La sua ragazza non risponde e chiama il 112: trovata in una casa con droga e refurtiva

È finito in manette il 35enne che aveva in uso l'abitazione di via Manzoni, a Verona, alla quale hanno bussato i carabinieri per cercare la giovane: dentro sarebbe stata trovata cocaina, eroina e materiale oggetto di furto

I carabinieri con il materiale sequestrato

Preoccupato per la sua nuova fiamma, che non riusciva a contattare, ha allertato i carabinieri della compagnia di Verona, i quali si sono messi sulle sue tracce arrestando infine un 35enne tunisino per spaccio di stupefacenti e ricettazione. 
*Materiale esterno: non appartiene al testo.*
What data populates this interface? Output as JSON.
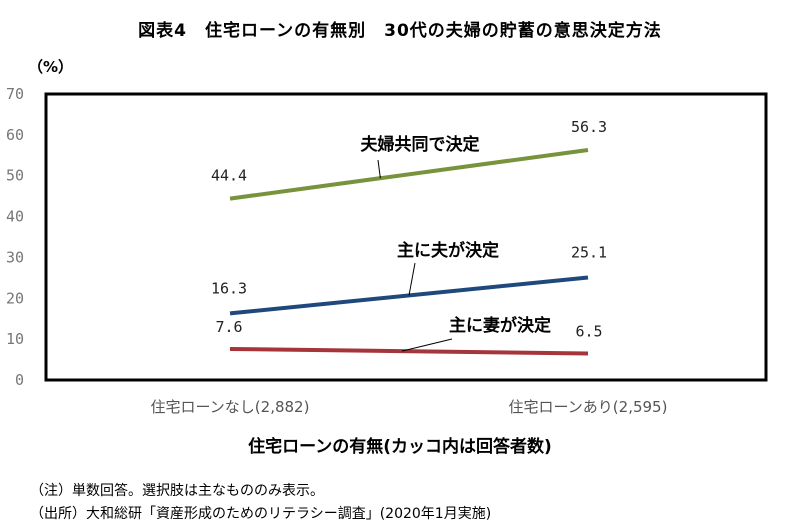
{
  "header": {
    "title": "図表4　住宅ローンの有無別　30代の夫婦の貯蓄の意思決定方法",
    "unit": "（%）"
  },
  "notes": {
    "note1": "（注）単数回答。選択肢は主なもののみ表示。",
    "note2": "（出所）大和総研「資産形成のためのリテラシー調査」(2020年1月実施)"
  },
  "colors": {
    "series_green": "#77933c",
    "series_blue": "#1f497d",
    "series_red": "#a6353b"
  },
  "chart_data": {
    "type": "line",
    "title": "図表4　住宅ローンの有無別　30代の夫婦の貯蓄の意思決定方法",
    "xlabel": "住宅ローンの有無(カッコ内は回答者数)",
    "ylabel": "（%）",
    "ylim": [
      0,
      70
    ],
    "yticks": [
      0,
      10,
      20,
      30,
      40,
      50,
      60,
      70
    ],
    "ytick_labels": [
      "0",
      "10",
      "20",
      "30",
      "40",
      "50",
      "60",
      "70"
    ],
    "categories": [
      "住宅ローンなし(2,882)",
      "住宅ローンあり(2,595)"
    ],
    "grid": false,
    "series": [
      {
        "name": "夫婦共同で決定",
        "values": [
          44.4,
          56.3
        ],
        "labels": [
          "44.4",
          "56.3"
        ],
        "color": "#77933c"
      },
      {
        "name": "主に夫が決定",
        "values": [
          16.3,
          25.1
        ],
        "labels": [
          "16.3",
          "25.1"
        ],
        "color": "#1f497d"
      },
      {
        "name": "主に妻が決定",
        "values": [
          7.6,
          6.5
        ],
        "labels": [
          "7.6",
          "6.5"
        ],
        "color": "#a6353b"
      }
    ]
  }
}
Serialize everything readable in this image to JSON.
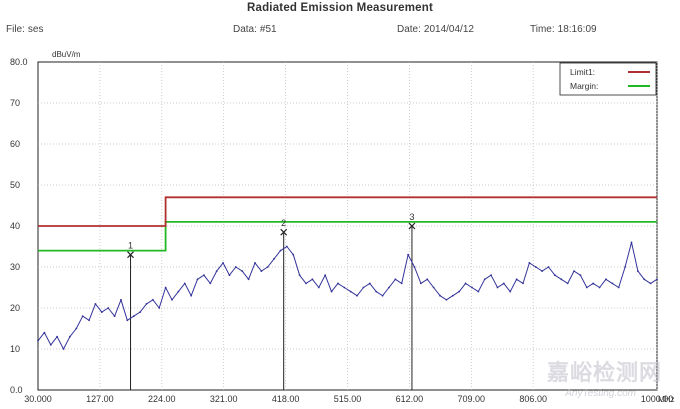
{
  "header": {
    "title": "Radiated Emission Measurement",
    "file_label": "File:",
    "file_value": "ses",
    "data_label": "Data:",
    "data_value": "#51",
    "date_label": "Date:",
    "date_value": "2014/04/12",
    "time_label": "Time:",
    "time_value": "18:16:09"
  },
  "watermark": {
    "text": "嘉峪检测网",
    "sub": "AnyTesting.com"
  },
  "chart_data": {
    "type": "line",
    "title": "Radiated Emission Measurement",
    "ylabel": "dBuV/m",
    "xlabel": "MHz",
    "xlim": [
      30,
      1000
    ],
    "ylim": [
      0,
      80
    ],
    "x_ticks": [
      "30.000",
      "127.00",
      "224.00",
      "321.00",
      "418.00",
      "515.00",
      "612.00",
      "709.00",
      "806.00",
      "1000.00"
    ],
    "x_tick_values": [
      30,
      127,
      224,
      321,
      418,
      515,
      612,
      709,
      806,
      1000
    ],
    "y_ticks": [
      "80.0",
      "70",
      "60",
      "50",
      "40",
      "30",
      "20",
      "10",
      "0.0"
    ],
    "y_tick_values": [
      80,
      70,
      60,
      50,
      40,
      30,
      20,
      10,
      0
    ],
    "grid": true,
    "legend_position": "top-right",
    "colors": {
      "limit": "#b03030",
      "margin": "#22b822",
      "trace": "#33339a",
      "marker": "#222222"
    },
    "series": [
      {
        "name": "Limit1:",
        "step_x": [
          30,
          230,
          230,
          1000
        ],
        "step_y": [
          40,
          40,
          47,
          47
        ]
      },
      {
        "name": "Margin:",
        "step_x": [
          30,
          230,
          230,
          1000
        ],
        "step_y": [
          34,
          34,
          41,
          41
        ]
      },
      {
        "name": "",
        "x": [
          30,
          40,
          50,
          60,
          70,
          80,
          90,
          100,
          110,
          120,
          130,
          140,
          150,
          160,
          170,
          180,
          190,
          200,
          210,
          220,
          230,
          240,
          250,
          260,
          270,
          280,
          290,
          300,
          310,
          320,
          330,
          340,
          350,
          360,
          370,
          380,
          390,
          400,
          410,
          420,
          430,
          440,
          450,
          460,
          470,
          480,
          490,
          500,
          510,
          520,
          530,
          540,
          550,
          560,
          570,
          580,
          590,
          600,
          610,
          620,
          630,
          640,
          650,
          660,
          670,
          680,
          690,
          700,
          710,
          720,
          730,
          740,
          750,
          760,
          770,
          780,
          790,
          800,
          810,
          820,
          830,
          840,
          850,
          860,
          870,
          880,
          890,
          900,
          910,
          920,
          930,
          940,
          950,
          960,
          970,
          980,
          990,
          1000
        ],
        "y": [
          12,
          14,
          11,
          13,
          10,
          13,
          15,
          18,
          17,
          21,
          19,
          20,
          18,
          22,
          17,
          18,
          19,
          21,
          22,
          20,
          25,
          22,
          24,
          26,
          23,
          27,
          28,
          26,
          29,
          31,
          28,
          30,
          29,
          27,
          31,
          29,
          30,
          32,
          34,
          35,
          33,
          28,
          26,
          27,
          25,
          28,
          24,
          26,
          25,
          24,
          23,
          25,
          26,
          24,
          23,
          25,
          27,
          26,
          33,
          30,
          26,
          27,
          25,
          23,
          22,
          23,
          24,
          26,
          25,
          24,
          27,
          28,
          25,
          26,
          24,
          27,
          26,
          31,
          30,
          29,
          30,
          28,
          27,
          26,
          29,
          28,
          25,
          26,
          25,
          27,
          26,
          25,
          30,
          36,
          29,
          27,
          26,
          27
        ]
      }
    ],
    "markers": [
      {
        "label": "1",
        "x": 175,
        "y": 33
      },
      {
        "label": "2",
        "x": 415,
        "y": 38.5
      },
      {
        "label": "3",
        "x": 616,
        "y": 40
      }
    ]
  }
}
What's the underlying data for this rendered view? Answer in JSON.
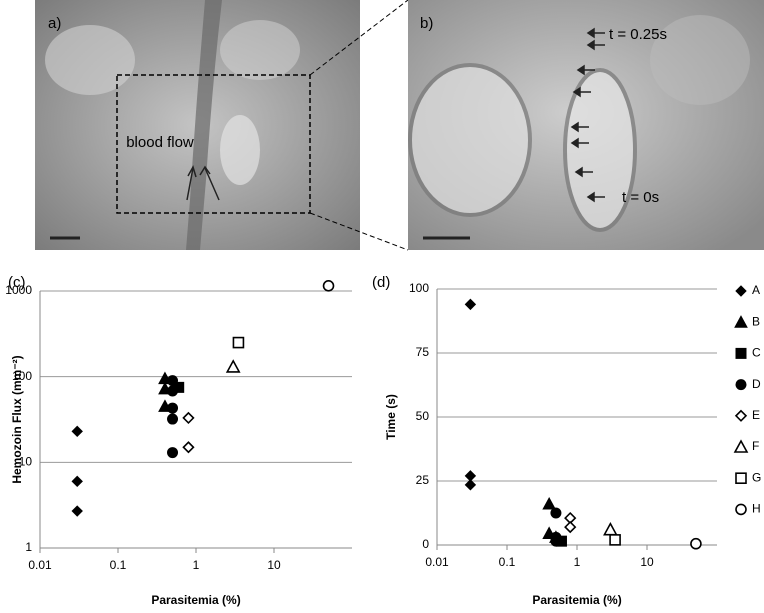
{
  "images": [
    {
      "label": "a)",
      "annotation": "blood flow"
    },
    {
      "label": "b)",
      "annotations": [
        "t = 0.25s",
        "t = 0s"
      ]
    }
  ],
  "chart_data": [
    {
      "type": "scatter",
      "panel": "(c)",
      "xlabel": "Parasitemia (%)",
      "ylabel": "Hemozoin Flux (mm⁻²)",
      "xscale": "log",
      "yscale": "log",
      "xlim": [
        0.01,
        100
      ],
      "ylim": [
        1,
        1000
      ],
      "xticks": [
        0.01,
        0.1,
        1,
        10
      ],
      "yticks": [
        1,
        10,
        100,
        1000
      ],
      "grid": true,
      "series": [
        {
          "name": "A",
          "marker": "diamond",
          "filled": true,
          "color": "#000000",
          "x": [
            0.03,
            0.03,
            0.03
          ],
          "values": [
            23,
            6,
            2.7
          ]
        },
        {
          "name": "B",
          "marker": "triangle",
          "filled": true,
          "color": "#000000",
          "x": [
            0.4,
            0.4,
            0.4
          ],
          "values": [
            95,
            72,
            45
          ]
        },
        {
          "name": "C",
          "marker": "square",
          "filled": true,
          "color": "#000000",
          "x": [
            0.6
          ],
          "values": [
            75
          ]
        },
        {
          "name": "D",
          "marker": "circle",
          "filled": true,
          "color": "#000000",
          "x": [
            0.5,
            0.5,
            0.5,
            0.5,
            0.5
          ],
          "values": [
            90,
            68,
            43,
            32,
            13
          ]
        },
        {
          "name": "E",
          "marker": "diamond",
          "filled": false,
          "color": "#000000",
          "x": [
            0.8,
            0.8
          ],
          "values": [
            33,
            15
          ]
        },
        {
          "name": "F",
          "marker": "triangle",
          "filled": false,
          "color": "#000000",
          "x": [
            3
          ],
          "values": [
            130
          ]
        },
        {
          "name": "G",
          "marker": "square",
          "filled": false,
          "color": "#000000",
          "x": [
            3.5
          ],
          "values": [
            250
          ]
        },
        {
          "name": "H",
          "marker": "circle",
          "filled": false,
          "color": "#000000",
          "x": [
            50
          ],
          "values": [
            1150
          ]
        }
      ]
    },
    {
      "type": "scatter",
      "panel": "(d)",
      "xlabel": "Parasitemia (%)",
      "ylabel": "Time (s)",
      "xscale": "log",
      "yscale": "linear",
      "xlim": [
        0.01,
        100
      ],
      "ylim": [
        0,
        100
      ],
      "xticks": [
        0.01,
        0.1,
        1,
        10
      ],
      "yticks": [
        0,
        25,
        50,
        75,
        100
      ],
      "grid": true,
      "legend": "right",
      "series": [
        {
          "name": "A",
          "marker": "diamond",
          "filled": true,
          "color": "#000000",
          "x": [
            0.03,
            0.03,
            0.03
          ],
          "values": [
            94,
            27,
            23.5
          ]
        },
        {
          "name": "B",
          "marker": "triangle",
          "filled": true,
          "color": "#000000",
          "x": [
            0.4,
            0.4,
            0.5
          ],
          "values": [
            16,
            4.5,
            3
          ]
        },
        {
          "name": "C",
          "marker": "square",
          "filled": true,
          "color": "#000000",
          "x": [
            0.6
          ],
          "values": [
            1.5
          ]
        },
        {
          "name": "D",
          "marker": "circle",
          "filled": true,
          "color": "#000000",
          "x": [
            0.5,
            0.5,
            0.5
          ],
          "values": [
            12.5,
            3,
            1.5
          ]
        },
        {
          "name": "E",
          "marker": "diamond",
          "filled": false,
          "color": "#000000",
          "x": [
            0.8,
            0.8
          ],
          "values": [
            10.5,
            7
          ]
        },
        {
          "name": "F",
          "marker": "triangle",
          "filled": false,
          "color": "#000000",
          "x": [
            3
          ],
          "values": [
            6
          ]
        },
        {
          "name": "G",
          "marker": "square",
          "filled": false,
          "color": "#000000",
          "x": [
            3.5
          ],
          "values": [
            2
          ]
        },
        {
          "name": "H",
          "marker": "circle",
          "filled": false,
          "color": "#000000",
          "x": [
            50
          ],
          "values": [
            0.5
          ]
        }
      ]
    }
  ]
}
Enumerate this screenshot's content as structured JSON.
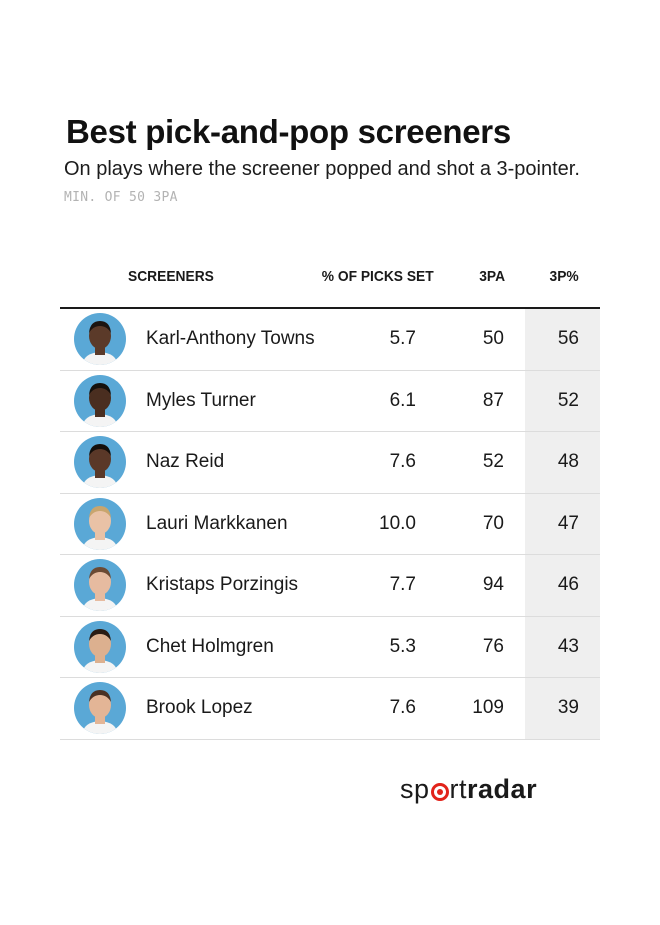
{
  "title": "Best pick-and-pop screeners",
  "subtitle": "On plays where the screener popped and shot a 3-pointer.",
  "note": "MIN. OF 50 3PA",
  "columns": {
    "screeners": "SCREENERS",
    "picks": "% OF PICKS SET",
    "attempts": "3PA",
    "pct": "3P%"
  },
  "rows": [
    {
      "name": "Karl-Anthony Towns",
      "picks": "5.7",
      "attempts": "50",
      "pct": "56",
      "skin": "#5b3a29",
      "hair": "#1c1410"
    },
    {
      "name": "Myles Turner",
      "picks": "6.1",
      "attempts": "87",
      "pct": "52",
      "skin": "#4a2e20",
      "hair": "#15100c"
    },
    {
      "name": "Naz Reid",
      "picks": "7.6",
      "attempts": "52",
      "pct": "48",
      "skin": "#5a3828",
      "hair": "#140f0b"
    },
    {
      "name": "Lauri Markkanen",
      "picks": "10.0",
      "attempts": "70",
      "pct": "47",
      "skin": "#e9c2a6",
      "hair": "#c8a56e"
    },
    {
      "name": "Kristaps Porzingis",
      "picks": "7.7",
      "attempts": "94",
      "pct": "46",
      "skin": "#e6bba0",
      "hair": "#6b4a33"
    },
    {
      "name": "Chet Holmgren",
      "picks": "5.3",
      "attempts": "76",
      "pct": "43",
      "skin": "#dcb08f",
      "hair": "#2a1c14"
    },
    {
      "name": "Brook Lopez",
      "picks": "7.6",
      "attempts": "109",
      "pct": "39",
      "skin": "#e3b596",
      "hair": "#4a3224"
    }
  ],
  "logo": {
    "part1": "sp",
    "part2": "rt",
    "part3": "radar",
    "accent": "#e2231a"
  },
  "colors": {
    "avatar_bg": "#5aa8d6",
    "highlight_col": "#efefef"
  }
}
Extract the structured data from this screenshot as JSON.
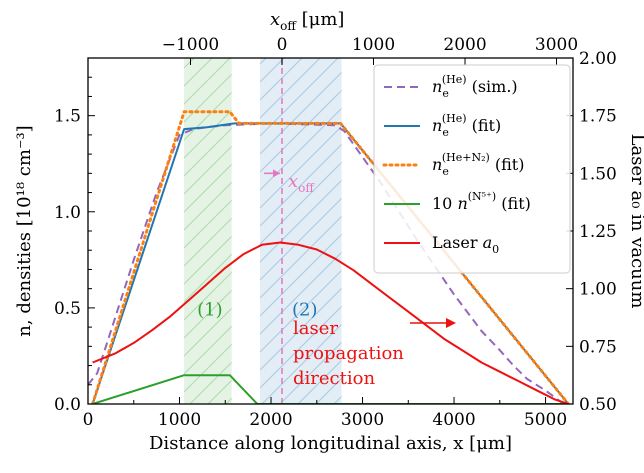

Il tutto ha avuto luogo nella tarda serata di domenica, quando al 112 è arrivata la chiamata di un giovane che temeva per l'incolumità della sua nuova ragazza, la quale da ore si sarebbe trovata in compagnia di amici, senza dare notizie. Così gli equipaggi della Sezione Radiomobile, allertati dalla centrale operativa, subito hanno parlato con il richiedente, dopodiché hanno individuato l'immobile dove poteva trovarsi la donna, cinturando infine l'area situata in via Manzoni, in città. 
Un militare a quel punto ha bussato alla porta, trovandosi davanti la ragazza ricercata in ottime condizioni di salute la quale, sorpresa della "visita", con molta tranquillità avrebbe tentato di eludere il controllo. L'operante però si è insospettito dell'atteggiamento guardingo e ha chiesto il supporto del collega, entrando nella stanza e vedendo un giovane magrebino che tentava la fuga avvalendosi della finestra. Tentativo però non sarebbe riuscito, dal momento che all'esterno erani presenti gli altri carabinieri, che lo hanno immobilizzato. 
Nell'abitazione in uso a D.M.M., 35enne tunisino e pregiudicato, senza fissa dimora, le forze dell'ordine avrebbero trovato 10 dosi di cocaina, 30 grammi di eroina, bilancini, coltelli e materiale per il confezionamento. Inoltre sarebbe stata recuperata diversa refurtiva, tra cui utensili, pc e  4 biciclette, di cui 2 elettriche, che l'Arma ritiene essere verosimilmente materiale ceduto da tossicodipendenti al 35enne in cambio della "dose" di stupefacenti. 

D.M.M è finito dunque in manette per detenzione di stupefacenti a fini di spaccio e denunciato all'autorità giudiziaria anche per ricettazione. In seguito alla convalida dell'arresto, arrovata martedì, nei confronti dell'indagato è stata disposta la misura cautelare della custodia in carcere, mentre la ragazza ed un terzo amico sono stati segnalati alla Prefettura in qualità di assuntori di sostanze stupefacenti.